| International Journal of Computer Applications |
| Foundation of Computer Science (FCS), NY, USA |
| Volume 187 - Number 91 |
| Year of Publication: 2026 |
| Authors: Azizur Rahman, Nakib Uddin Ahmed |
10.5120/ijca2026926617
|
Azizur Rahman, Nakib Uddin Ahmed . Enhancing Online Recruitment Fraud Detection: A Comparative Analysis of Gradient Boosting and Transformer Architectures under Severe Class Imbalance.
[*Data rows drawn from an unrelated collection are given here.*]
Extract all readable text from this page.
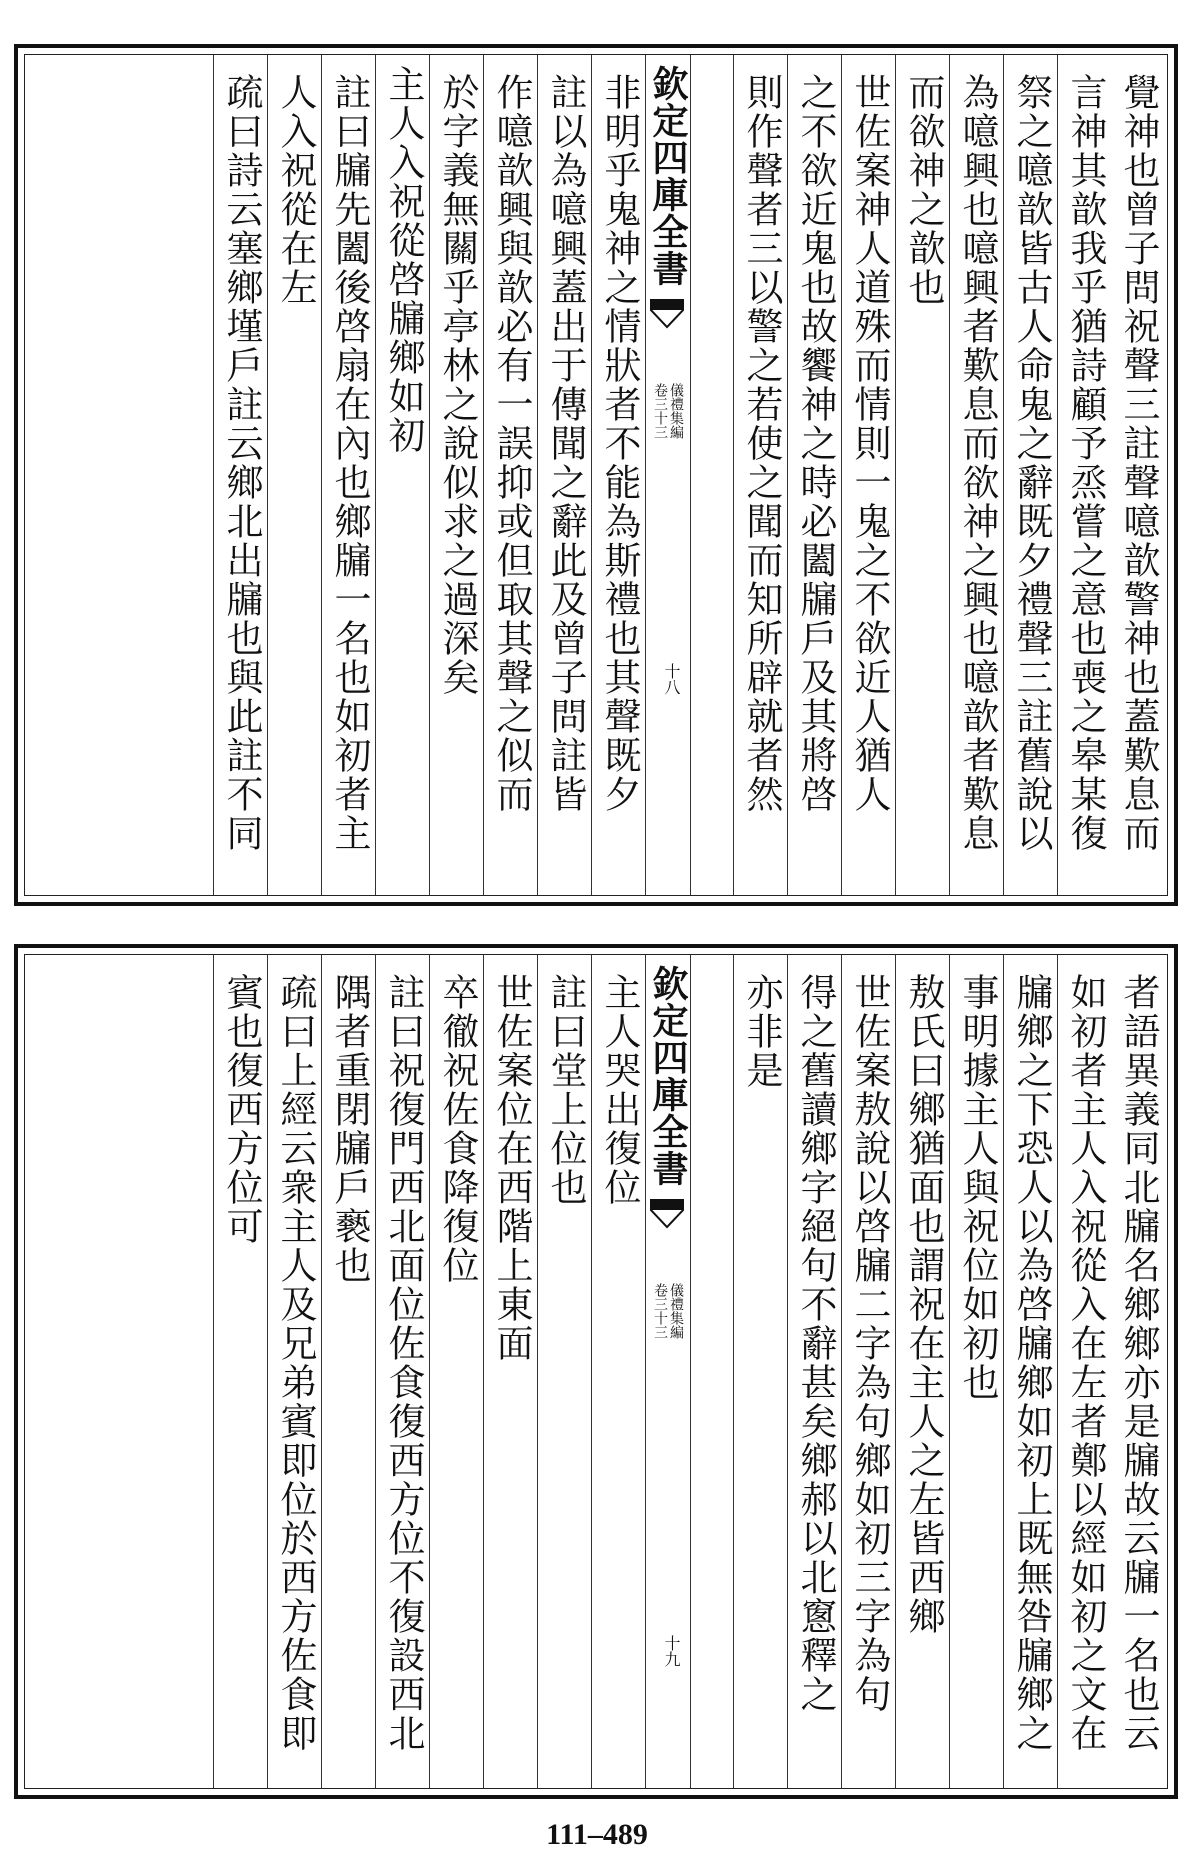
覺神也曾子問祝聲三註聲噫歆警神也蓋歎息而
言神其歆我乎猶詩顧予烝嘗之意也喪之皋某復
祭之噫歆皆古人命鬼之辭既夕禮聲三註舊說以
為噫興也噫興者歎息而欲神之興也噫歆者歎息
而欲神之歆也
世佐案神人道殊而情則一鬼之不欲近人猶人
之不欲近鬼也故饗神之時必闔牖戶及其將啓
則作聲者三以警之若使之聞而知所辟就者然
欽定四庫全書
儀禮集編
卷三十三
十八
非明乎鬼神之情狀者不能為斯禮也其聲既夕
註以為噫興蓋出于傳聞之辭此及曾子問註皆
作噫歆興與歆必有一誤抑或但取其聲之似而
於字義無關乎亭林之說似求之過深矣
主人入祝從啓牖鄉如初
註曰牖先闔後啓扇在內也鄉牖一名也如初者主
人入祝從在左
疏曰詩云塞鄉墐戶註云鄉北出牖也與此註不同
者語異義同北牖名鄉鄉亦是牖故云牖一名也云
如初者主人入祝從入在左者鄭以經如初之文在
牖鄉之下恐人以為啓牖鄉如初上既無咎牖鄉之
事明據主人與祝位如初也
敖氏曰鄉猶面也謂祝在主人之左皆西鄉
世佐案敖說以啓牖二字為句鄉如初三字為句
得之舊讀鄉字絕句不辭甚矣鄉郝以北窻釋之
亦非是
欽定四庫全書
儀禮集編
卷三十三
十九
主人哭出復位
註曰堂上位也
世佐案位在西階上東面
卒徹祝佐食降復位
註曰祝復門西北面位佐食復西方位不復設西北
隅者重閉牖戶褻也
疏曰上經云衆主人及兄弟賓即位於西方佐食即
賓也復西方位可
111–489
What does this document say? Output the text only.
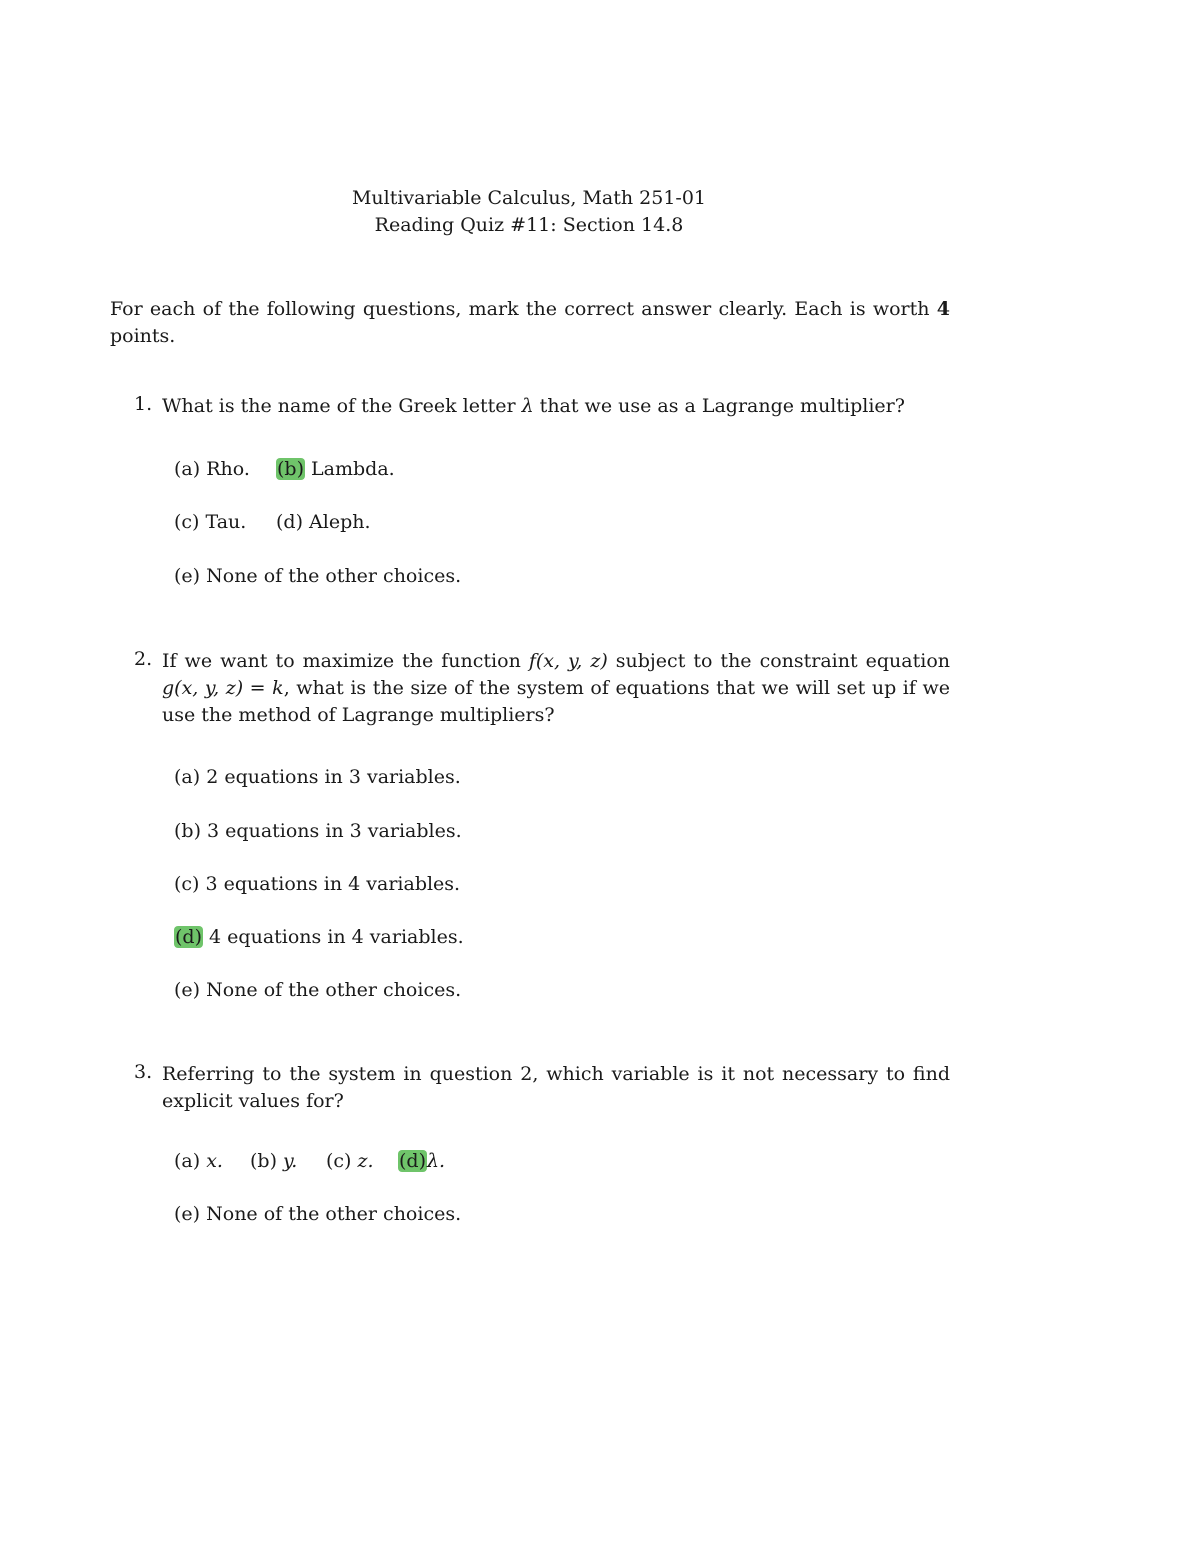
Multivariable Calculus, Math 251-01
Reading Quiz #11: Section 14.8
For each of the following questions, mark the correct answer clearly. Each is worth 4 points.
1. What is the name of the Greek letter λ that we use as a Lagrange multiplier?
(a) Rho. (b) Lambda.
(c) Tau. (d) Aleph.
(e) None of the other choices.
2. If we want to maximize the function f(x, y, z) subject to the constraint equation g(x, y, z) = k, what is the size of the system of equations that we will set up if we use the method of Lagrange multipliers?
(a) 2 equations in 3 variables.
(b) 3 equations in 3 variables.
(c) 3 equations in 4 variables.
(d) 4 equations in 4 variables.
(e) None of the other choices.
3. Referring to the system in question 2, which variable is it not necessary to find explicit values for?
(a) x. (b) y. (c) z. (d)λ.
(e) None of the other choices.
International Journal of Computer Applications. 187, 91 ( Mar 2026), 1-10. DOI=10.5120/ijca2026926617
Through the exponential rise in online recruitment services, the job hunting process has been simplified to a great extent, but has also created a breed of online job ads that are extremely dangerous to job seekers in terms of data security and finances. It is computationally hard to differentiate legitimate and illegitimate postings because of the advanced linguistic structure of fake advertisements and because the real-world data is severely class imbalanced. This research paper presents a comparative and indepth analysis of Machine Learning (ML), Deep Learning (DL), and Transformer-based architectures in detecting fraudulent job postings automatically. A dataset of 17,883 records was utilized, and robust text preprocessing techniques were applied, such as semantic representation using Word2Vec embeddings. The Synthetic Minority Over-Sampling Technique (SMOTE) was applied to address the significant imbalance between authentic (17,014) and invalid (866) samples. A broad range of classifiers was evaluated, including Random Forest (RF), Support Vector Machine (SVM), K-Nearest Neighbors (KNN), Decision Tree (DT), XGBoost (XGB), and Logistic Regression (LR), along with Deep Learning models (ANN, LSTM) and state-of-the-art Transformers (BERT, RoBERTa). Experimental outcomes showed that ensemble learning and Transformer-based models are highly effective compared to traditional linear classifiers. In particular, XGBoost delivered the best results with 99.44% accuracy and an F1-score of 0.99, followed closely by Random Forest (99.37%) and RoBERTa (98.81%). SVM, on the other hand, demonstrated a low level of efficacy with an accuracy of 50.44 per cent. The results indicate that the combination of SMOTE with gradient-boosting algorithms or pre-trained Transformers offers a highly promising framework for protecting the online recruitment ecosystem against fraud cases.